Two years in, however, there’s little evidence that Indonesia is acting beyond its traditional Asia–Pacific scope. The Indian Ocean Rim Association (IORA), which Indonesia took chairmanship of in October 2015, appears to be the mechanism for a new grand strategy centred on the Indo–Pacific. Indeed, at the time of Indonesia becoming chair there was hope that its proposed IORA Concord might be the first step toward enhanced regionalism in the Indian Ocean.
However after a year of Indonesia’s chairmanship, concrete developments are hard to find. The IORA Concord being drafted for next year’s inaugural IORA Leaders’ Summit is likely to offer little more than ‘bland diplomatic statements that have little restraining force over signatories’ behaviours,’ according to Ristian Atriandi Supriyanto. Jakarta’s interests appear limited to a diplomatic victory for leading on the Concord. There’s no serious suggestion that Indonesia under Jokowi will try to take effective and active leadership over the diverse grouping, as it hasn’t with the more geopolitically pertinent ASEAN.
None of this is surprising, given that the Indian Ocean holds little strategic interest for Indonesia. A stronger position in the Indian Ocean would do nothing to support Jakarta in addressing the strategic challenges it faces. China has contested by force Indonesia’s sovereignty over the Exclusive Economic Zone, and even territorial waters, surrounding its northernmost territory, the Natuna Islands on three separate occasions this year. Beijing has also successfully fractured ASEAN unity—long the cornerstone of Indonesia’s foreign policy—under the leadership of Cambodia in 2012 and more recently Laos. Economically, Indonesia has limited interests to its west; its major trading partners remain overwhelmingly Asia–Pacific.
The relationship between Indian Ocean security and stability and Chinese assertiveness remains tenuous. For Indonesia, India is the only state outside the Asia–Pacific that has the potential to change the strategic balance in East Asia.

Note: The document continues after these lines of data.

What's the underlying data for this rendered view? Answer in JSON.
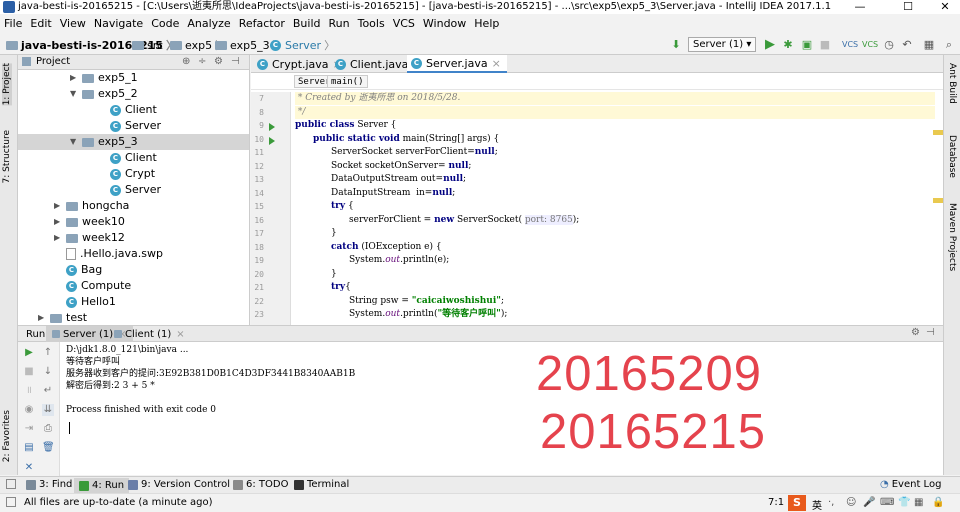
{
  "window": {
    "title": "java-besti-is-20165215 - [C:\\Users\\逝夷所思\\IdeaProjects\\java-besti-is-20165215] - [java-besti-is-20165215] - ...\\src\\exp5\\exp5_3\\Server.java - IntelliJ IDEA 2017.1.1",
    "minimize": "—",
    "maximize": "☐",
    "close": "✕"
  },
  "menu": [
    "File",
    "Edit",
    "View",
    "Navigate",
    "Code",
    "Analyze",
    "Refactor",
    "Build",
    "Run",
    "Tools",
    "VCS",
    "Window",
    "Help"
  ],
  "breadcrumb": [
    "java-besti-is-20165215",
    "src",
    "exp5",
    "exp5_3",
    "Server"
  ],
  "run_config": "Server (1)",
  "project_panel": {
    "title": "Project",
    "tree": [
      {
        "label": "exp5_1",
        "kind": "folder",
        "arrow": "▶"
      },
      {
        "label": "exp5_2",
        "kind": "folder",
        "arrow": "▼"
      },
      {
        "label": "Client",
        "kind": "class",
        "arrow": ""
      },
      {
        "label": "Server",
        "kind": "class",
        "arrow": ""
      },
      {
        "label": "exp5_3",
        "kind": "folder",
        "arrow": "▼"
      },
      {
        "label": "Client",
        "kind": "class",
        "arrow": ""
      },
      {
        "label": "Crypt",
        "kind": "class",
        "arrow": ""
      },
      {
        "label": "Server",
        "kind": "class",
        "arrow": ""
      },
      {
        "label": "hongcha",
        "kind": "folder",
        "arrow": "▶"
      },
      {
        "label": "week10",
        "kind": "folder",
        "arrow": "▶"
      },
      {
        "label": "week12",
        "kind": "folder",
        "arrow": "▶"
      },
      {
        "label": ".Hello.java.swp",
        "kind": "file",
        "arrow": ""
      },
      {
        "label": "Bag",
        "kind": "class",
        "arrow": ""
      },
      {
        "label": "Compute",
        "kind": "class",
        "arrow": ""
      },
      {
        "label": "Hello1",
        "kind": "class",
        "arrow": ""
      },
      {
        "label": "test",
        "kind": "folder",
        "arrow": "▶"
      }
    ]
  },
  "editor": {
    "tabs": [
      "Crypt.java",
      "Client.java",
      "Server.java"
    ],
    "active_tab": "Server.java",
    "crumbs": [
      "Server",
      "main()"
    ],
    "line_numbers": [
      "7",
      "8",
      "9",
      "10",
      "11",
      "12",
      "13",
      "14",
      "15",
      "16",
      "17",
      "18",
      "19",
      "20",
      "21",
      "22",
      "23"
    ],
    "lines": [
      {
        "indent": 0,
        "parts": [
          {
            "t": " * Created by 逝夷所思 on 2018/5/28.",
            "c": "cm"
          }
        ]
      },
      {
        "indent": 0,
        "parts": [
          {
            "t": " */",
            "c": "cm"
          }
        ]
      },
      {
        "indent": 0,
        "parts": [
          {
            "t": "public class",
            "c": "kw"
          },
          {
            "t": " Server {",
            "c": ""
          }
        ]
      },
      {
        "indent": 1,
        "parts": [
          {
            "t": "public static void",
            "c": "kw"
          },
          {
            "t": " main(String[] args) {",
            "c": ""
          }
        ]
      },
      {
        "indent": 2,
        "parts": [
          {
            "t": "ServerSocket serverForClient=",
            "c": ""
          },
          {
            "t": "null",
            "c": "kw"
          },
          {
            "t": ";",
            "c": ""
          }
        ]
      },
      {
        "indent": 2,
        "parts": [
          {
            "t": "Socket socketOnServer= ",
            "c": ""
          },
          {
            "t": "null",
            "c": "kw"
          },
          {
            "t": ";",
            "c": ""
          }
        ]
      },
      {
        "indent": 2,
        "parts": [
          {
            "t": "DataOutputStream out=",
            "c": ""
          },
          {
            "t": "null",
            "c": "kw"
          },
          {
            "t": ";",
            "c": ""
          }
        ]
      },
      {
        "indent": 2,
        "parts": [
          {
            "t": "DataInputStream  in=",
            "c": ""
          },
          {
            "t": "null",
            "c": "kw"
          },
          {
            "t": ";",
            "c": ""
          }
        ]
      },
      {
        "indent": 2,
        "parts": [
          {
            "t": "try",
            "c": "kw"
          },
          {
            "t": " {",
            "c": ""
          }
        ]
      },
      {
        "indent": 3,
        "parts": [
          {
            "t": "serverForClient = ",
            "c": ""
          },
          {
            "t": "new",
            "c": "kw"
          },
          {
            "t": " ServerSocket( ",
            "c": ""
          },
          {
            "t": "port: 8765",
            "c": "hint"
          },
          {
            "t": ");",
            "c": ""
          }
        ]
      },
      {
        "indent": 2,
        "parts": [
          {
            "t": "}",
            "c": ""
          }
        ]
      },
      {
        "indent": 2,
        "parts": [
          {
            "t": "catch",
            "c": "kw"
          },
          {
            "t": " (IOException e) {",
            "c": ""
          }
        ]
      },
      {
        "indent": 3,
        "parts": [
          {
            "t": "System.",
            "c": ""
          },
          {
            "t": "out",
            "c": "fld"
          },
          {
            "t": ".println(e);",
            "c": ""
          }
        ]
      },
      {
        "indent": 2,
        "parts": [
          {
            "t": "}",
            "c": ""
          }
        ]
      },
      {
        "indent": 2,
        "parts": [
          {
            "t": "try",
            "c": "kw"
          },
          {
            "t": "{",
            "c": ""
          }
        ]
      },
      {
        "indent": 3,
        "parts": [
          {
            "t": "String psw = ",
            "c": ""
          },
          {
            "t": "\"caicaiwoshishui\"",
            "c": "str"
          },
          {
            "t": ";",
            "c": ""
          }
        ]
      },
      {
        "indent": 3,
        "parts": [
          {
            "t": "System.",
            "c": ""
          },
          {
            "t": "out",
            "c": "fld"
          },
          {
            "t": ".println(",
            "c": ""
          },
          {
            "t": "\"等待客户呼叫\"",
            "c": "str"
          },
          {
            "t": ");",
            "c": ""
          }
        ]
      }
    ]
  },
  "run_panel": {
    "label": "Run:",
    "tabs": [
      "Server (1)",
      "Client (1)"
    ],
    "console": [
      "D:\\jdk1.8.0_121\\bin\\java ...",
      "等待客户呼叫",
      "服务器收到客户的提问:3E92B381D0B1C4D3DF3441B8340AAB1B",
      "解密后得到:2 3 + 5 *",
      "",
      "Process finished with exit code 0"
    ],
    "overlay_numbers": [
      "20165209",
      "20165215"
    ]
  },
  "left_tool_tabs": [
    "1: Project",
    "7: Structure",
    "2: Favorites"
  ],
  "right_tool_tabs": [
    "Ant Build",
    "Database",
    "Maven Projects"
  ],
  "bottom_tabs": [
    {
      "label": "3: Find",
      "color": "#7a8a99"
    },
    {
      "label": "4: Run",
      "color": "#3a9a3a"
    },
    {
      "label": "9: Version Control",
      "color": "#6a7ea8"
    },
    {
      "label": "6: TODO",
      "color": "#8a8a8a"
    },
    {
      "label": "Terminal",
      "color": "#333333"
    }
  ],
  "event_log": "Event Log",
  "status": {
    "message": "All files are up-to-date (a minute ago)",
    "position": "7:1",
    "ime": "英"
  },
  "colors": {
    "accent": "#4083c9",
    "run_green": "#3a9a3a",
    "overlay_red": "#e5434d"
  }
}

As such, Indonesia has long welcomed greater Indian engagement in the Asia–Pacific; Jakarta was a key supporter of expanding the East Asia Summit to include India, Australia and New Zealand in 2005.
There’s little reason to think that under Jokowi, Indonesia’s Indian Ocean interests have developed beyond that perceived by Natalegawa and that the Indo–Pacific is perceived to be anything more than the Asia–Pacific + India.
Jokowi’s foreign policy interests are primarily about infrastructure development across the archipelago—key to his re-election bid in 2019—of which Beijing and Tokyo remain Indonesia’s main partners. Indeed Indonesia appears to be playing China and Japan off against each other as a way to maximize their investment potential. Continuing concerns about Chinese assertiveness keep the minimalist logic of the Indo–Pacific alive.